The Legal and Political Framework for Archaeology and the Protection of Archaeological Resources in South Africa
This is an advance summary of a forthcoming article in the Oxford Research Encyclopedia of African History. Please check back later for the full article.
As in most countries, the legal framework that has protected archeological sites among other heritage resources in South Africa since 1911 has been firmly rooted in the country’s changing political history. The British colonial system applied to African colonies in the early 20th century shaped an essentially reactive legislation that protected all archeological sites and objects through a permit system and provided for the declaration of sites of significance. Legal action could be taken against those who ignored the protective measures, but it was seldom invoked for damage to archeological material.

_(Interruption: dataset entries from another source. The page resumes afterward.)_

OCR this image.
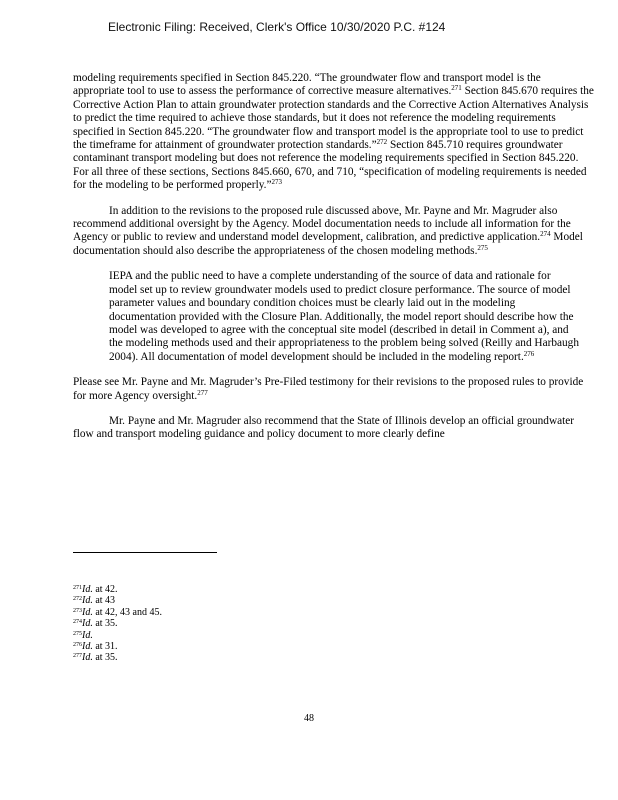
Electronic Filing: Received, Clerk's Office 10/30/2020 P.C. #124

modeling requirements specified in Section 845.220. “The groundwater flow and transport model is the appropriate tool to use to assess the performance of corrective measure alternatives.$^{271}$ Section 845.670 requires the Corrective Action Plan to attain groundwater protection standards and the Corrective Action Alternatives Analysis to predict the time required to achieve those standards, but it does not reference the modeling requirements specified in Section 845.220. “The groundwater flow and transport model is the appropriate tool to use to predict the timeframe for attainment of groundwater protection standards.”$^{272}$ Section 845.710 requires groundwater contaminant transport modeling but does not reference the modeling requirements specified in Section 845.220. For all three of these sections, Sections 845.660, 670, and 710, “specification of modeling requirements is needed for the modeling to be performed properly.”$^{273}$

In addition to the revisions to the proposed rule discussed above, Mr. Payne and Mr. Magruder also recommend additional oversight by the Agency. Model documentation needs to include all information for the Agency or public to review and understand model development, calibration, and predictive application.$^{274}$ Model documentation should also describe the appropriateness of the chosen modeling methods.$^{275}$

IEPA and the public need to have a complete understanding of the source of data and rationale for model set up to review groundwater models used to predict closure performance. The source of model parameter values and boundary condition choices must be clearly laid out in the modeling documentation provided with the Closure Plan. Additionally, the model report should describe how the model was developed to agree with the conceptual site model (described in detail in Comment a), and the modeling methods used and their appropriateness to the problem being solved (Reilly and Harbaugh 2004). All documentation of model development should be included in the modeling report.$^{276}$

Please see Mr. Payne and Mr. Magruder’s Pre-Filed testimony for their revisions to the proposed rules to provide for more Agency oversight.$^{277}$

Mr. Payne and Mr. Magruder also recommend that the State of Illinois develop an official groundwater flow and transport modeling guidance and policy document to more clearly define

$^{271}$Id. at 42.
$^{272}$Id. at 43
$^{273}$Id. at 42, 43 and 45.
$^{274}$Id. at 35.
$^{275}$Id.
$^{276}$Id. at 31.
$^{277}$Id. at 35.
48
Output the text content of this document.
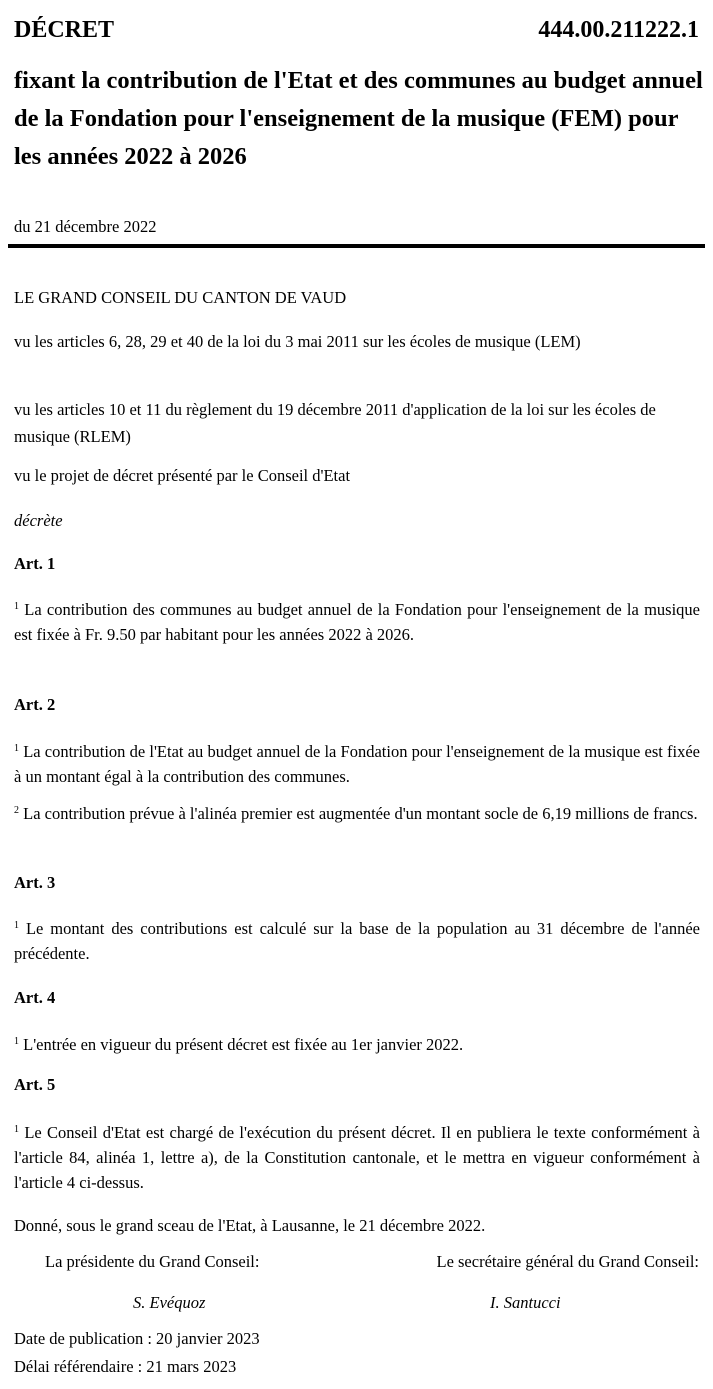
DÉCRET	444.00.211222.1
fixant la contribution de l'Etat et des communes au budget annuel de la Fondation pour l'enseignement de la musique (FEM) pour les années 2022 à 2026
du 21 décembre 2022
LE GRAND CONSEIL DU CANTON DE VAUD
vu les articles 6, 28, 29 et 40 de la loi du 3 mai 2011 sur les écoles de musique (LEM)
vu les articles 10 et 11 du règlement du 19 décembre 2011 d'application de la loi sur les écoles de musique (RLEM)
vu le projet de décret présenté par le Conseil d'Etat
décrète
Art. 1
$^1$ La contribution des communes au budget annuel de la Fondation pour l'enseignement de la musique est fixée à Fr. 9.50 par habitant pour les années 2022 à 2026.
Art. 2
$^1$ La contribution de l'Etat au budget annuel de la Fondation pour l'enseignement de la musique est fixée à un montant égal à la contribution des communes.
$^2$ La contribution prévue à l'alinéa premier est augmentée d'un montant socle de 6,19 millions de francs.
Art. 3
$^1$ Le montant des contributions est calculé sur la base de la population au 31 décembre de l'année précédente.
Art. 4
$^1$ L'entrée en vigueur du présent décret est fixée au 1er janvier 2022.
Art. 5
$^1$ Le Conseil d'Etat est chargé de l'exécution du présent décret. Il en publiera le texte conformément à l'article 84, alinéa 1, lettre a), de la Constitution cantonale, et le mettra en vigueur conformément à l'article 4 ci-dessus.
Donné, sous le grand sceau de l'Etat, à Lausanne, le 21 décembre 2022.
La présidente du Grand Conseil:	Le secrétaire général du Grand Conseil:
S. Evéquoz	I. Santucci
Date de publication : 20 janvier 2023
Délai référendaire : 21 mars 2023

Archeological sites accounted for about 10 percent of declarations of national monuments in the 1930s, largely because the Secretary, and later Director of the national commission, C. van Riet Lowe, was himself a self-taught archeologist. As the interest in colonial history grew, however, more attention was paid to colonial buildings, so that by 1990, less than 1 percent of national monuments were archeological. In the post-apartheid era, archeological heritage continues to be of relatively minor interest, and more attention is being given to sites associated with the struggle against apartheid in the 20th century.

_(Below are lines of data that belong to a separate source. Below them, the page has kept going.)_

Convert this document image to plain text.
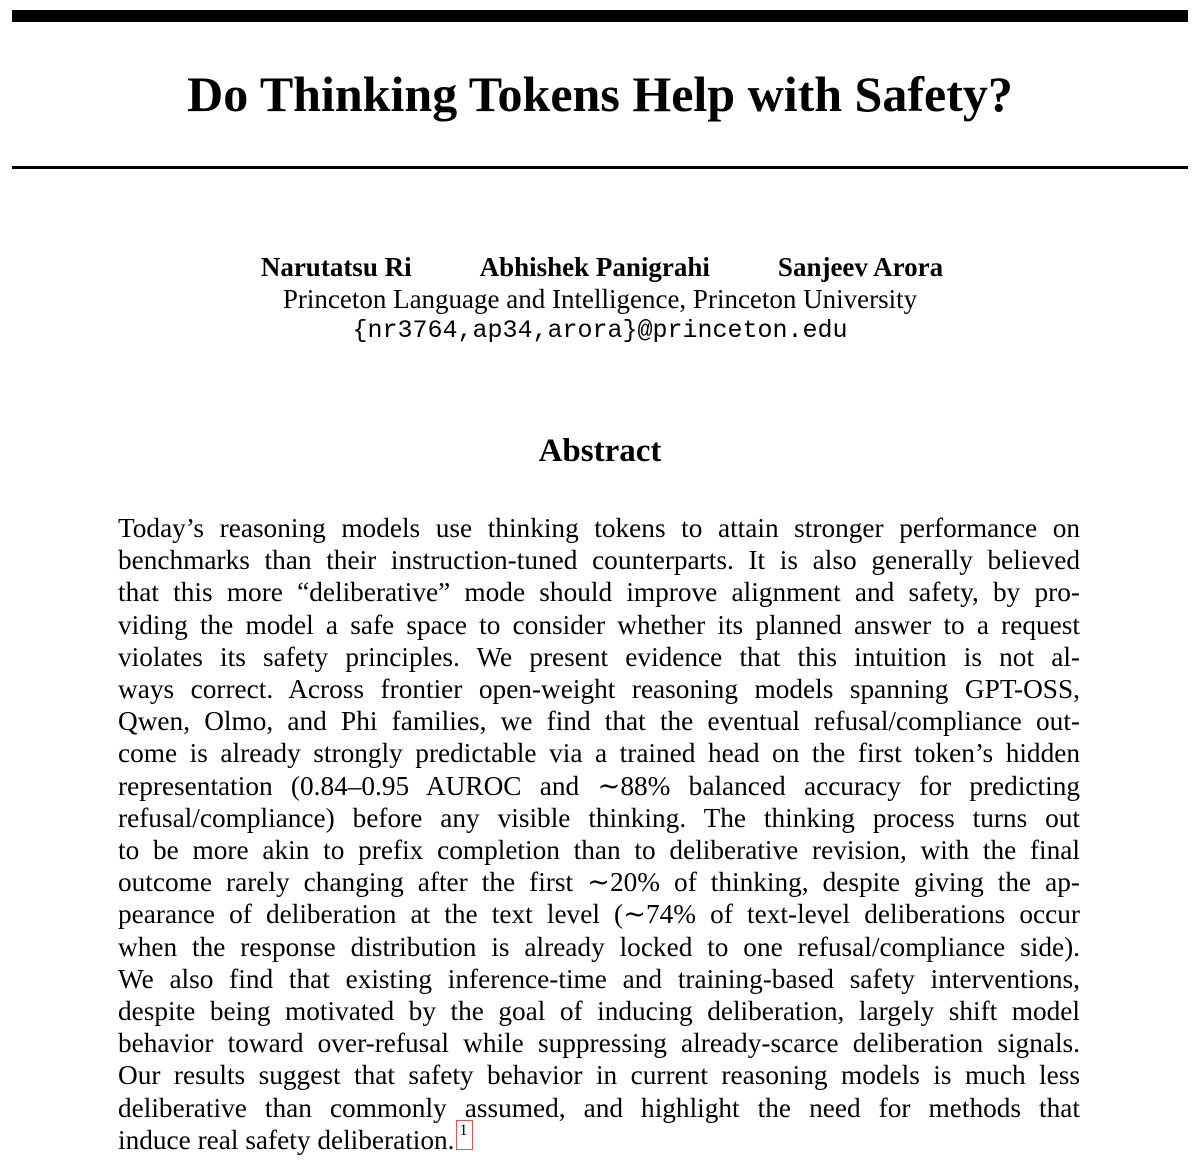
Do Thinking Tokens Help with Safety?
Narutatsu Ri	Abhishek Panigrahi	Sanjeev Arora
Princeton Language and Intelligence, Princeton University
{nr3764,ap34,arora}@princeton.edu
Abstract
Today’s reasoning models use thinking tokens to attain stronger performance on
benchmarks than their instruction-tuned counterparts. It is also generally believed
that this more “deliberative” mode should improve alignment and safety, by pro-
viding the model a safe space to consider whether its planned answer to a request
violates its safety principles. We present evidence that this intuition is not al-
ways correct. Across frontier open-weight reasoning models spanning GPT-OSS,
Qwen, Olmo, and Phi families, we find that the eventual refusal/compliance out-
come is already strongly predictable via a trained head on the first token’s hidden
representation (0.84–0.95 AUROC and ∼88% balanced accuracy for predicting
refusal/compliance) before any visible thinking. The thinking process turns out
to be more akin to prefix completion than to deliberative revision, with the final
outcome rarely changing after the first ∼20% of thinking, despite giving the ap-
pearance of deliberation at the text level (∼74% of text-level deliberations occur
when the response distribution is already locked to one refusal/compliance side).
We also find that existing inference-time and training-based safety interventions,
despite being motivated by the goal of inducing deliberation, largely shift model
behavior toward over-refusal while suppressing already-scarce deliberation signals.
Our results suggest that safety behavior in current reasoning models is much less
deliberative than commonly assumed, and highlight the need for methods that
induce real safety deliberation. 1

The National Heritage Resources Act (NHRA) (Act 25 of 1999) was introduced by the new democratically elected government in 2000, six years after the fall of apartheid. It borrowed from legislation in former British colonies such as Australia, New Zealand and Canada, and the framework was influenced by international guidelines such as the Burra Charter and the Operational Guidelines for the World Heritage Convention, which follow the process of identification, assessment, and management of heritage resources. All archeological sites and objects are protected by the NHRA. More importantly, it introduced proactive measures to assess the impact of development on archeological sites and to provide for their mitigation before development takes place. The aim is to enable the public to protect archeological resources because they are significant to them, not only because there is a law that prohibits their destruction without a permit.